Sherwood’s solo exhibition at Walter Maciel, “The Interior of the Yelling Clinic,” features works from her recent “Venuses” and “Brain Flowers” painting series, as well as an installation of 10 mixed-media figurative works from her 2010–12 series, “Healers.” Images of the brain appear throughout, and while the artist had been using brain imagery in the early 1990s before her stroke, here, they refer back to Sherwood.
The 10 mixed-media figures in “Healers”—constructed from abstract painting, clothing fabricated specifically for this series, painted neurological images based on the artist’s brain scans, and digital prints—function as portraits of a sort. They purvey an open narrative structure counterpoised with a tactile materiality. Sherwood’s handling of paint in these works is wonderfully fluid and sensuous. Shifts in texture from printed, painted and sartorial elements are reflected in the construction of each work. For example, a smooth, yet crack-suffused meniscus-like paint-pour overlaps the embroidered seal adorning the raw linen canvas in Angelo (2012). In Stevie (2011), quilted pants hang beneath the torso and face of an inquisitive-looking young man who wears a kind of top hat filled with what appear to be radiographic images of blood vessels.

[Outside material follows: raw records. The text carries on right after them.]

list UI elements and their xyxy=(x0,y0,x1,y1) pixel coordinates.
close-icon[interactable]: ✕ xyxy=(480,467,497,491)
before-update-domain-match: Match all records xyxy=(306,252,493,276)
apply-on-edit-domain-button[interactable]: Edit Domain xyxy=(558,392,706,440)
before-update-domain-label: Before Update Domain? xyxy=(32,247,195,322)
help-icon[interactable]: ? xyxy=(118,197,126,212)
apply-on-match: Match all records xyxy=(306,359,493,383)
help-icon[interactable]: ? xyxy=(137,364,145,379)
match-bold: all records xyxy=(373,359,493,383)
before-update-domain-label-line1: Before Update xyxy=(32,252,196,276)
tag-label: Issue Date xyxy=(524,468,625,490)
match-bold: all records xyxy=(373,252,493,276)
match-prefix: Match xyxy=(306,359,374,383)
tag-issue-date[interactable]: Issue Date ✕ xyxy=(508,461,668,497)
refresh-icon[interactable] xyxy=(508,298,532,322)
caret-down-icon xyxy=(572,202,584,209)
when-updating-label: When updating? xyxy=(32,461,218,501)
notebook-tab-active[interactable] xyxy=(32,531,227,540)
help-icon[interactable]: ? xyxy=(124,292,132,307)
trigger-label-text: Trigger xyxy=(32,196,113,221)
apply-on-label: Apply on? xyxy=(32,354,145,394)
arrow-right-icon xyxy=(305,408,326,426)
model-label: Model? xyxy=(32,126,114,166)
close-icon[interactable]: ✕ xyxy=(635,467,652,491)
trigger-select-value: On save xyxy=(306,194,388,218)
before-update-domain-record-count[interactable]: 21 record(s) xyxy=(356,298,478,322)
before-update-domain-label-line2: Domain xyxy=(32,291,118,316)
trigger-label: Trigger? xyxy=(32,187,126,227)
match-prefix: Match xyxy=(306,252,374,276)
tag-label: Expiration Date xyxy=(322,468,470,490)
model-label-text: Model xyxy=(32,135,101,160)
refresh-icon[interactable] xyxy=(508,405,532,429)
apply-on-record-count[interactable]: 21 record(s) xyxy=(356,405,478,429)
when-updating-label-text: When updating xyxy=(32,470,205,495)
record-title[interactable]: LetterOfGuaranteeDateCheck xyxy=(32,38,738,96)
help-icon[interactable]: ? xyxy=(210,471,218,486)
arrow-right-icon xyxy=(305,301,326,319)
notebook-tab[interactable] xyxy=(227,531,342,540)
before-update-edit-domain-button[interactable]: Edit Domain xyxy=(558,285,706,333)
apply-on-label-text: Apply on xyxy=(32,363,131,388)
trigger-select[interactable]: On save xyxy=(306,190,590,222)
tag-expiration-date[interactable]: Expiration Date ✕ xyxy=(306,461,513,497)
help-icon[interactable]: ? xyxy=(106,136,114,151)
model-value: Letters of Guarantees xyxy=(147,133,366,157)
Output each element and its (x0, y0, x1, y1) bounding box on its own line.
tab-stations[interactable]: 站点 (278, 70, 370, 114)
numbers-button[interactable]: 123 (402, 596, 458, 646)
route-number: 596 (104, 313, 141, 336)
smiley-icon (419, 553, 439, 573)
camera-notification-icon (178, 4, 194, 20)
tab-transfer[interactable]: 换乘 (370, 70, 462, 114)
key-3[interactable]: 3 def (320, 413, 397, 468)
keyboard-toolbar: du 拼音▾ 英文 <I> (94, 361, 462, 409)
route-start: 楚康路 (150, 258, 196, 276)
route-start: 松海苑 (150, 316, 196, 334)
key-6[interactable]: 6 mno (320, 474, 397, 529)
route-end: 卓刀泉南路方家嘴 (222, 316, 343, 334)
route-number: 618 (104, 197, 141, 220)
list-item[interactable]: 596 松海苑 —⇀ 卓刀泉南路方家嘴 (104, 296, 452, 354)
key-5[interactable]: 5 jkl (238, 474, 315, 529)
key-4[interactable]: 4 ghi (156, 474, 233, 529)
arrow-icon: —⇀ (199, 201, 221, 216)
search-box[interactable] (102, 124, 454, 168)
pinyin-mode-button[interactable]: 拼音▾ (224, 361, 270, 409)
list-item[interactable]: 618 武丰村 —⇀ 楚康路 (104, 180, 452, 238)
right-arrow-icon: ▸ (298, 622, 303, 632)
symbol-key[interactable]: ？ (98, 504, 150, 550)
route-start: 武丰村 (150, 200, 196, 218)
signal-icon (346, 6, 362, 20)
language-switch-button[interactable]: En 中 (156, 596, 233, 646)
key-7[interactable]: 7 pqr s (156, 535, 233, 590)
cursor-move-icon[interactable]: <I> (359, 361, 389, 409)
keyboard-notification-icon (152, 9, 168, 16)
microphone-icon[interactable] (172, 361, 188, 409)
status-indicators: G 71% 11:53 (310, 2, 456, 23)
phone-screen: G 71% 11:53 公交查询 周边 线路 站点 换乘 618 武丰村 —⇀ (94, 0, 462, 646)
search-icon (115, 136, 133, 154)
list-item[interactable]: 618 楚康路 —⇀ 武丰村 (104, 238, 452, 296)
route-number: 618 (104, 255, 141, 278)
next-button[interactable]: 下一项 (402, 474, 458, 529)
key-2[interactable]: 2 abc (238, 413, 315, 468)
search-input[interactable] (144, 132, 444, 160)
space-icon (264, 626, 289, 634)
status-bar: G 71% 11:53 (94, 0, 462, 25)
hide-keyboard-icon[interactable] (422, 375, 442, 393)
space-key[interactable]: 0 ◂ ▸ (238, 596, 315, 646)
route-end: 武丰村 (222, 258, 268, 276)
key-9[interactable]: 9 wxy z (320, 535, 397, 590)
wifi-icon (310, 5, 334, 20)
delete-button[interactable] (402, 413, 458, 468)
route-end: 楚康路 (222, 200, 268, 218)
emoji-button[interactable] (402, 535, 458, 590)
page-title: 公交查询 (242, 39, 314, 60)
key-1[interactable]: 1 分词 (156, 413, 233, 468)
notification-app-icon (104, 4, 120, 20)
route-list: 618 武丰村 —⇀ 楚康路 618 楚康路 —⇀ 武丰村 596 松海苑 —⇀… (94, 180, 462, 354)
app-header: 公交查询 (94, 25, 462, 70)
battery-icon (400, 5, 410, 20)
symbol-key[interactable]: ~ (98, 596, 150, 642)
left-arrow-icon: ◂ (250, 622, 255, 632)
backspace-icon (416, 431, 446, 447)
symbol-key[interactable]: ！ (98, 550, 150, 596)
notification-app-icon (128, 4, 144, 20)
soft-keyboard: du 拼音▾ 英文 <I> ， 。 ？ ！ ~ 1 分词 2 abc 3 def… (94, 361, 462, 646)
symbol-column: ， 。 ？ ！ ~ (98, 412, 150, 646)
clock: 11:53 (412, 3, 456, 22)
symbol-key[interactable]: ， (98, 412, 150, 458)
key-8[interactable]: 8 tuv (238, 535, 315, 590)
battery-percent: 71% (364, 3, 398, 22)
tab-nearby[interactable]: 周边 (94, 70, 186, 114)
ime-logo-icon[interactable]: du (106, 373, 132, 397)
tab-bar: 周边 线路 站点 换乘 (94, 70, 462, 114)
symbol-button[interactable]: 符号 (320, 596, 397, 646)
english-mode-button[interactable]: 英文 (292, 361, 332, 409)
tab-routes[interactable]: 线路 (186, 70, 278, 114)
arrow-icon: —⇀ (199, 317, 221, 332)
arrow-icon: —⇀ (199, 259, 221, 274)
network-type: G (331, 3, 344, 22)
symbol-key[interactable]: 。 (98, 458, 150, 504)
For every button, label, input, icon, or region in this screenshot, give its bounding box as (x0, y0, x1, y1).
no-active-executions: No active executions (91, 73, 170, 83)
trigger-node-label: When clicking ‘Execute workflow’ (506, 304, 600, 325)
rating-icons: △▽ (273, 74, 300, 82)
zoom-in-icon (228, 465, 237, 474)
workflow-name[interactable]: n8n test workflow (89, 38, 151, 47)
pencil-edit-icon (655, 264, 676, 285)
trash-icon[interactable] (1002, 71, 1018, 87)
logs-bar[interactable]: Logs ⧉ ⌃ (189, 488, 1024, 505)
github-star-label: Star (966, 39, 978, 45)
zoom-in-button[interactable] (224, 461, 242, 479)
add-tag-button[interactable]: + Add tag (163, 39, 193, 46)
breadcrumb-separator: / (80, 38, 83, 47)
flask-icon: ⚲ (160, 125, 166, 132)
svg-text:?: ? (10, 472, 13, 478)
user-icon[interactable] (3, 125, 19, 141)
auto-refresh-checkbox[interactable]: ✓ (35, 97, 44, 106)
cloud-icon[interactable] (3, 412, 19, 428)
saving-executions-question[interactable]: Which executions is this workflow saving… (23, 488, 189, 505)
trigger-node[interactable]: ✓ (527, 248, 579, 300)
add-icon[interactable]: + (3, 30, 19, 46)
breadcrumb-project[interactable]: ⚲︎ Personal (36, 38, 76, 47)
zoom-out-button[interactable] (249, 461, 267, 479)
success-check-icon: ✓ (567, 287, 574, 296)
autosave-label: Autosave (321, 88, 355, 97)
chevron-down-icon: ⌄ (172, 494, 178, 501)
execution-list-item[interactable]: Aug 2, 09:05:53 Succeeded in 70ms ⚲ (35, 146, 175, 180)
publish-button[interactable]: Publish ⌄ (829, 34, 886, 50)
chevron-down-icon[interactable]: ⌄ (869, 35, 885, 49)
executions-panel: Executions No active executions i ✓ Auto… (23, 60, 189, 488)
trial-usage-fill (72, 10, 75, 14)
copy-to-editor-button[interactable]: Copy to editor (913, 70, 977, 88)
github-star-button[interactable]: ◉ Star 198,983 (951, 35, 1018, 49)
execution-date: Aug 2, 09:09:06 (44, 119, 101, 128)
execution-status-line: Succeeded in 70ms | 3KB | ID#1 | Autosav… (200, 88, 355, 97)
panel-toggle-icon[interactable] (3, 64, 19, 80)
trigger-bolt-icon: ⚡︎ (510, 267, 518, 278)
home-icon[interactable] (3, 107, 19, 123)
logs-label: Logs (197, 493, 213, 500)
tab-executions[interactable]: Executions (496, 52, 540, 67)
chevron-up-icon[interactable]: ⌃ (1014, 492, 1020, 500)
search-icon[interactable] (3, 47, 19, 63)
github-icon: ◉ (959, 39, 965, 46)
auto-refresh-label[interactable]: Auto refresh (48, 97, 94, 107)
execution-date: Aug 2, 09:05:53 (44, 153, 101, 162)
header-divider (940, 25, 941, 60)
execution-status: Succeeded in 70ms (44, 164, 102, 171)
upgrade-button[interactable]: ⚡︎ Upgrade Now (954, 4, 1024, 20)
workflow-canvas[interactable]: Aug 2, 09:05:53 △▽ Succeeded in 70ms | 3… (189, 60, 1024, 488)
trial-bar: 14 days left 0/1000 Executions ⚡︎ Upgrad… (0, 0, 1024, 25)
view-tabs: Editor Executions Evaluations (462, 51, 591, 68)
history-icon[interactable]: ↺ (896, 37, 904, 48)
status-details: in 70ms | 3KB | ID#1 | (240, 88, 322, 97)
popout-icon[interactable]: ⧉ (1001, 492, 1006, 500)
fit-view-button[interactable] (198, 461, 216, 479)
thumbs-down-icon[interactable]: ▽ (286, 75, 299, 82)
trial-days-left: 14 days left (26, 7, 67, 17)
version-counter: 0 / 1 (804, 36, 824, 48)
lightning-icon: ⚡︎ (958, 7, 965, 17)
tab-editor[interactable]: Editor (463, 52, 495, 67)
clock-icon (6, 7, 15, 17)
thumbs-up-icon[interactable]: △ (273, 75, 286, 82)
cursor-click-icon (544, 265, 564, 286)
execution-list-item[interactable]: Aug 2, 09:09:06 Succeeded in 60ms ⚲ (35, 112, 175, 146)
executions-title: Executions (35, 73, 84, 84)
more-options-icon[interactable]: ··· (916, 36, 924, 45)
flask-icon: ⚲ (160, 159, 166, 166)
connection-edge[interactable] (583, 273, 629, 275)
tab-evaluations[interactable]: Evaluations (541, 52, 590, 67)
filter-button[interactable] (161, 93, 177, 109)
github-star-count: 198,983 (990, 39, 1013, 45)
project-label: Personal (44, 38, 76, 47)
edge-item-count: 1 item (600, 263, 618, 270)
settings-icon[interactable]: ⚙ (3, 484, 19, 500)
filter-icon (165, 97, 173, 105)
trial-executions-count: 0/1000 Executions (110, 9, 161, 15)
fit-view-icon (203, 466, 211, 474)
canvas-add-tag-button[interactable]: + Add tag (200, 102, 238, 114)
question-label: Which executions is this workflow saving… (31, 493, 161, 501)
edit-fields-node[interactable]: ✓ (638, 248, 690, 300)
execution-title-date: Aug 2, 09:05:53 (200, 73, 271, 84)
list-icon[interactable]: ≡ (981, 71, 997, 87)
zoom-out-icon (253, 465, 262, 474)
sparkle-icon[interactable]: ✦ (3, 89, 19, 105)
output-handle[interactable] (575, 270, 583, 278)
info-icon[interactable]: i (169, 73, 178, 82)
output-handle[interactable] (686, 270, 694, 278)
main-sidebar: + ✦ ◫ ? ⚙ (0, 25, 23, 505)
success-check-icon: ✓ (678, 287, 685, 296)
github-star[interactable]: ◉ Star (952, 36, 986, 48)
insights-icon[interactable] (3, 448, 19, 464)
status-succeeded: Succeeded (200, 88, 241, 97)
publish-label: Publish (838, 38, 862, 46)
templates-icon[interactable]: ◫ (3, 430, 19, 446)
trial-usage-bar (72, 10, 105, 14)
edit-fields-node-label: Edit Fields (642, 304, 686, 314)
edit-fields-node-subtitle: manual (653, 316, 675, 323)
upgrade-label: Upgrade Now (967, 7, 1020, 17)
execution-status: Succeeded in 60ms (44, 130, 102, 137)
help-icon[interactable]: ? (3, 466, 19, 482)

In her “Venus” series, Sherwood complicates the treatment of the female figure in Western art, composing reclining nudes after iconic ones by Manet, Ingres, Giorgione and Goya; but Sherwood’s are painted as a critique of the sexualized ideal—the faces of her Venuses comprise her own brain scans and each is depicted with a physical disability that references her own experience of post-stroke paralysis. Olympia (2014) wears a leg brace, After Ingres (2014) a prosthetic arm. Blind Venus (for G) (2018) has a red-and-white cane, Maya (2014) a walking cane. Each of the paintings is made on the backs of several smaller canvases that are stitched together to form a larger whole. On the reverse side are art historical reproductions, once used as lecture illustrations, with unpainted areas of the Venuses still retaining reference numbers linked to master painting images.
In her mining of art historical references, and merging them with allusions to her own medical history, Sherwood asserts a critique of idealized beauty as propagated and reinforced by master paintings created by and for men. Instead, she posits new images of supremely confident women with the composure and power of Olympia, who have moved beyond the confinement of “the ideal.”